If you want canary without Istio, Argo Rollouts is the answer:

apiVersion: argoproj.io/v1alpha1
kind: Rollout
metadata:
  name: order-service
spec:
  strategy:
    canary:
      steps:
        - setWeight: 5
        - pause: { duration: 5m }
        - setWeight: 25
        - pause: { duration: 5m }
        - setWeight: 50
        - pause: { duration: 10m }
        - setWeight: 100
      canaryService: order-service-canary
      stableService: order-service-stable

Argo Rollouts replaces the Deployment resource and adds canary logic with automated analysis. It integrates with Prometheus for automated rollback based on metrics.

A/B Testing: Not the Same as Canary

Canary is about risk reduction - gradually rolling out a new version. A/B testing is about experimentation - showing different versions to different users and measuring business outcomes.

The implementation looks similar (traffic splitting), but the intent is different. With A/B testing, you typically route based on user attributes (header, cookie, user ID hash), not random percentage:

http:
  - match:
      - headers:
          x-user-group:
            exact: "experiment-a"
    route:
      - destination:
          host: order-service
          subset: variant-a
  - route:
      - destination:
          host: order-service
          subset: variant-b

You need consistent routing - the same user should always see the same variant for the duration of the experiment. This is harder than it sounds when you have multiple layers of load balancing.

The Database Problem

Here's where deployment strategies get truly painful. Your code is stateless and easy to version. Your database is stateful and shared between old and new versions during the transition.

The rule: database migrations must be backward-compatible with the previous version of the code.

This means:

Adding a column: fine. Old code ignores it.

Removing a column: do it in two releases. First release: stop using the column in code. Second release: drop the column.

Renaming a column: add the new column, backfill data, update code to use the new column, drop the old column. Three releases minimum.

Changing a column type: same multi-step dance.

Tools like Flyway and Liquibase manage the migration execution, but they don't make backward-compatible migrations automatic.
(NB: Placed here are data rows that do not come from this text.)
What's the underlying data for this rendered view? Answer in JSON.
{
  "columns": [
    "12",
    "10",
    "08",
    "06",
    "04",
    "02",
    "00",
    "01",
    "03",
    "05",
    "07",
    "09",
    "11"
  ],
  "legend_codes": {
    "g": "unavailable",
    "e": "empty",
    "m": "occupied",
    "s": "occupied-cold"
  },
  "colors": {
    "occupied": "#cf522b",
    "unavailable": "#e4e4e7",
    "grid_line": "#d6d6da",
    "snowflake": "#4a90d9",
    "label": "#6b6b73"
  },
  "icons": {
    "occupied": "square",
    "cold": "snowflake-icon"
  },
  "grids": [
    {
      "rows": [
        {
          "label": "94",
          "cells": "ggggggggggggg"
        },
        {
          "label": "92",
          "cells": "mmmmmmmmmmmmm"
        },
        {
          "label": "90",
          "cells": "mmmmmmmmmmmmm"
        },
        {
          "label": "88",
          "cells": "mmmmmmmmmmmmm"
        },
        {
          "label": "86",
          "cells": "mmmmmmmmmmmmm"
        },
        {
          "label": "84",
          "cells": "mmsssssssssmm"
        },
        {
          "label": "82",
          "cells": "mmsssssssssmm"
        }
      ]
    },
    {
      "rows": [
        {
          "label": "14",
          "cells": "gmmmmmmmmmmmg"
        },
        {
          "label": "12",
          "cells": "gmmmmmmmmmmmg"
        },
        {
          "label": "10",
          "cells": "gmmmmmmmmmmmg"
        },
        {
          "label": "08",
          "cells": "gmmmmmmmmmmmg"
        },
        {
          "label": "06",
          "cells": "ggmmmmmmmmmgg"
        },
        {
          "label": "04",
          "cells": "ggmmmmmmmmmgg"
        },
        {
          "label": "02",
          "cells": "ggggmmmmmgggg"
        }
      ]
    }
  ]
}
You have to design them that way.

-- V1: Add new column (backward-compatible)
ALTER TABLE orders ADD COLUMN customer_email VARCHAR(255);

-- V2: Backfill data (backward-compatible)
UPDATE orders SET customer_email = (
  SELECT email FROM customers WHERE customers.id = orders.customer_id
);

-- V3: Application now reads from customer_email instead of joining

-- V4: Drop the old join dependency (only after V3 is fully deployed)

The expand-and-contract pattern. It's tedious but it's the only way to do zero-downtime deployments with schema changes.

Rollback Strategies

Blue-green rollback: flip the selector. Done.
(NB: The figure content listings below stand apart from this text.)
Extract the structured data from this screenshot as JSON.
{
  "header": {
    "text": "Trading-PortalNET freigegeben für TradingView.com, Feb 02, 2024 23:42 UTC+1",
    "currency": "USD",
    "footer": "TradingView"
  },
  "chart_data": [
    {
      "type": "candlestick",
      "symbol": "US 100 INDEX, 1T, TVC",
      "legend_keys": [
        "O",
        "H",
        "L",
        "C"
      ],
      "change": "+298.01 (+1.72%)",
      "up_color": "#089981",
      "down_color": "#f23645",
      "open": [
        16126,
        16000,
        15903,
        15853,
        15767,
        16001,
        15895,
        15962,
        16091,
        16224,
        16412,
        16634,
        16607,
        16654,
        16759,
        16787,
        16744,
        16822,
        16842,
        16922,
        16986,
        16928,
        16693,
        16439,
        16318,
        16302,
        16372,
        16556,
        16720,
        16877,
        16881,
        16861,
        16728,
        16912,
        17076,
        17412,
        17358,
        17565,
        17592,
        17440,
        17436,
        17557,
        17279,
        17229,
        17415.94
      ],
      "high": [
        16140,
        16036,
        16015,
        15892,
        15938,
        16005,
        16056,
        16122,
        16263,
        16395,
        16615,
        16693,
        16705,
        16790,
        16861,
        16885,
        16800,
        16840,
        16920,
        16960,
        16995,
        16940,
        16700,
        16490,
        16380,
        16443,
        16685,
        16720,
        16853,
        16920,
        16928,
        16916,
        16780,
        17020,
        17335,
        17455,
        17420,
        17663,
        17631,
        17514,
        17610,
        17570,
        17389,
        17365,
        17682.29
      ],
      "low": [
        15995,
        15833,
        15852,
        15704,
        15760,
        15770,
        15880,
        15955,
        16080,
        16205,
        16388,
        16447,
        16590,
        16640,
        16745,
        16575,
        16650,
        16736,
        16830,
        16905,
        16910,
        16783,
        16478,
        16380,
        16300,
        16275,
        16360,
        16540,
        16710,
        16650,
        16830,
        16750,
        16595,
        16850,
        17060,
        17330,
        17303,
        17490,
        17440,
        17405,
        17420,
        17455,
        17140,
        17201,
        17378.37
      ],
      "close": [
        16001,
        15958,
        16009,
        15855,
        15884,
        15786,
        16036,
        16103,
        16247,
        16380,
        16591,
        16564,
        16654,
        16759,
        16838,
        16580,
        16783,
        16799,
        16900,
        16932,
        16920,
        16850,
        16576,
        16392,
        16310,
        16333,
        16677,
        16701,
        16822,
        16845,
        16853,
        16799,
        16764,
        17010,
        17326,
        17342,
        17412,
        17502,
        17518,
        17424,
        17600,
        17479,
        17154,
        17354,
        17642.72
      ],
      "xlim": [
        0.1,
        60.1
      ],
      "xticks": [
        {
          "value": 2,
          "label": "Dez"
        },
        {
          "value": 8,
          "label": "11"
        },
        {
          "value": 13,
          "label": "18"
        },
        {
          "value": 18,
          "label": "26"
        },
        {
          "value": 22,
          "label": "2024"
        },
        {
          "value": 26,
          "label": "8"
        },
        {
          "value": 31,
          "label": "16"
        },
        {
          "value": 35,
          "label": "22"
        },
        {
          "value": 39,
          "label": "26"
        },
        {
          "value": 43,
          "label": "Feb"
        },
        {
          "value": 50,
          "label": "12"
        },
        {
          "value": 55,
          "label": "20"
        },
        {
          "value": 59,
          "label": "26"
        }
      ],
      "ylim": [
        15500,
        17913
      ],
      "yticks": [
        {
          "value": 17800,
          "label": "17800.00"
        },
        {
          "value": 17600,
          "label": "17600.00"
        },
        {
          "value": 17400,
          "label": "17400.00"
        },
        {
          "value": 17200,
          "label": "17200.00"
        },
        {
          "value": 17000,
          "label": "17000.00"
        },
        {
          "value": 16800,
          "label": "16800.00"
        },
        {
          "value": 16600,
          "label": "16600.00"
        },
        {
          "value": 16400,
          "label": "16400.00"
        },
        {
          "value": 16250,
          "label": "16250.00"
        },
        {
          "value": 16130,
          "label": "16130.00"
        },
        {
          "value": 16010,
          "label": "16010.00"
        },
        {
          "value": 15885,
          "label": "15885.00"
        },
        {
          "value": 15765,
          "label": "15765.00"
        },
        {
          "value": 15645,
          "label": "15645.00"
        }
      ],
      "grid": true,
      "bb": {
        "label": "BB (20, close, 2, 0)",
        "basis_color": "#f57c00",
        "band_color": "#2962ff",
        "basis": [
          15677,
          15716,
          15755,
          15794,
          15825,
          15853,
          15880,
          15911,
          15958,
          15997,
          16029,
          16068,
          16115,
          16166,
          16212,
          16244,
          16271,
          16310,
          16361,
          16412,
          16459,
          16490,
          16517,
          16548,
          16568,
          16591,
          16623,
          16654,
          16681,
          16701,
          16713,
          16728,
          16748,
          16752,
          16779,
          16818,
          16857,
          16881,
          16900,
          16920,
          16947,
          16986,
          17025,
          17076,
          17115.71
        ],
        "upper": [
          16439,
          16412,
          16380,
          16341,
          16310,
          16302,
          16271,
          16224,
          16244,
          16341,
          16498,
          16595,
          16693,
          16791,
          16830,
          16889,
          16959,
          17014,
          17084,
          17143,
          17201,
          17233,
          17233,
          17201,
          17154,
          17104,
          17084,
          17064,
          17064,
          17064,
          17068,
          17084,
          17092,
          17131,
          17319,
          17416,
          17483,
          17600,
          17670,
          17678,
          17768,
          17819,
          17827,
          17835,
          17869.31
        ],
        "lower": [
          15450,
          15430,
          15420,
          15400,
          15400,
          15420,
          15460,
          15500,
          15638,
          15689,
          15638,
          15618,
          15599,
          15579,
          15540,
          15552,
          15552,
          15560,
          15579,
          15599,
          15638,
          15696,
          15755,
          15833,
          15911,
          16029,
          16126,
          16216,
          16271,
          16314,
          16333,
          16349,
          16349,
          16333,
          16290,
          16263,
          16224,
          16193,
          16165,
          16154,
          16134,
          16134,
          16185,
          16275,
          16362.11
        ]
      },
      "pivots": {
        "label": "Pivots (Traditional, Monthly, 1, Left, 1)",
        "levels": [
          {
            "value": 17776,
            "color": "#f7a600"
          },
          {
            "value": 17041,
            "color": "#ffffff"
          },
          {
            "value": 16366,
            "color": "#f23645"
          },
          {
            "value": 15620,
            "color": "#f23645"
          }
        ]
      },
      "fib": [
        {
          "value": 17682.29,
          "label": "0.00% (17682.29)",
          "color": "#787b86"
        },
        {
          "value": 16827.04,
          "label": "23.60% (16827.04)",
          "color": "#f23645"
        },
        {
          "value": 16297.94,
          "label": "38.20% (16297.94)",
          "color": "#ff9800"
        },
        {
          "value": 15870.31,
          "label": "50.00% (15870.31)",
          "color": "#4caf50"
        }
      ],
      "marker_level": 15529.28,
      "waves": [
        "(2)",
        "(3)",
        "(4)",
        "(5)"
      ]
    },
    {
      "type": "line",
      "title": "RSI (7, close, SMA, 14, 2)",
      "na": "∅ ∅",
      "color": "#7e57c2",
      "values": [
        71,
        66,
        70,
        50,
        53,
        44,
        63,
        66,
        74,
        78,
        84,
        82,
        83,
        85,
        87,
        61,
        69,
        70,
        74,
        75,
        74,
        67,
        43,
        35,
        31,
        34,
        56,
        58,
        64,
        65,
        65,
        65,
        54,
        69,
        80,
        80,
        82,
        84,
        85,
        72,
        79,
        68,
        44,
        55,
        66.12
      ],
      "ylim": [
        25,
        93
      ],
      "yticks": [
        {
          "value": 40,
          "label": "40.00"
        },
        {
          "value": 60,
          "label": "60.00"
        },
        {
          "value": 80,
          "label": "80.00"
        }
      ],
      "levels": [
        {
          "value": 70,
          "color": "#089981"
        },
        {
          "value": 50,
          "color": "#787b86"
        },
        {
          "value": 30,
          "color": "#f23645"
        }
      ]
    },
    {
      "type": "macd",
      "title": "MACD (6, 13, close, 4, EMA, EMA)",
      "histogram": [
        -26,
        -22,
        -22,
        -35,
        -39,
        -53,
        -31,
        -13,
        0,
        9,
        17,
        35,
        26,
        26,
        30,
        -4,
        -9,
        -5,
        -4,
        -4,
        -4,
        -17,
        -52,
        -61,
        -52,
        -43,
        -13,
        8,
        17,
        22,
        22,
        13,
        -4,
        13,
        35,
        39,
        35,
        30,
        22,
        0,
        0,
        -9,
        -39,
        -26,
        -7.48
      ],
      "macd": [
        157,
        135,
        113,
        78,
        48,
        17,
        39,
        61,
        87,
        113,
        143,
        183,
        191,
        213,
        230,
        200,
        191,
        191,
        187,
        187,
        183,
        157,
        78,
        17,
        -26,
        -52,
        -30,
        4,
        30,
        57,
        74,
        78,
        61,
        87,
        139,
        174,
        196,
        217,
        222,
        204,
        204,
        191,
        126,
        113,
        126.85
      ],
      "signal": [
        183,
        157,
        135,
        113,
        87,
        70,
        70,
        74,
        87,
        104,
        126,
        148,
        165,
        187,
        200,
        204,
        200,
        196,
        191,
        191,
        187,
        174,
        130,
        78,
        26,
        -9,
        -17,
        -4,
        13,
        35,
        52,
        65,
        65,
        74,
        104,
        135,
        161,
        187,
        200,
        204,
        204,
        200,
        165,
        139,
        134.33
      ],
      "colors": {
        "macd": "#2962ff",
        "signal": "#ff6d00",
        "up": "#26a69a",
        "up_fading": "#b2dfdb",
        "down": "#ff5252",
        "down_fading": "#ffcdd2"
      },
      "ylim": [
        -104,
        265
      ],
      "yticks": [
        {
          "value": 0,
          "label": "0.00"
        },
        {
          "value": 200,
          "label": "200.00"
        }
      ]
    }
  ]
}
Canary rollback: set weight to 0 for canary, 100 for stable. Done.

Rolling update rollback: kubectl rollout undo deployment/order-service. Also done, but slower because it has to roll pods back.

Database rollback: this is the hard one. If your migration added a column, rolling back the code is fine - the column sits there unused. If your migration deleted data, you're restoring from backup.

My advice: never make destructive database changes in the same release as code changes. Separate them. Make the code change, verify it works, then make the schema cleanup in a later release.

The Practical Setup

For most teams, I recommend:

  1. Rolling updates for routine deployments (most changes are low-risk)
  2. Canary via Argo Rollouts for anything touching critical paths
  3. Blue-green for major version changes or infrastructure migrations
  4. Expand-and-contract for all database migrations
  5. Feature flags for anything that needs instant rollback without redeployment

The deployment strategy should match the risk level of the change. Not everything needs a canary. But the database migration that touches every row in your orders table? That needs every safety net you can find.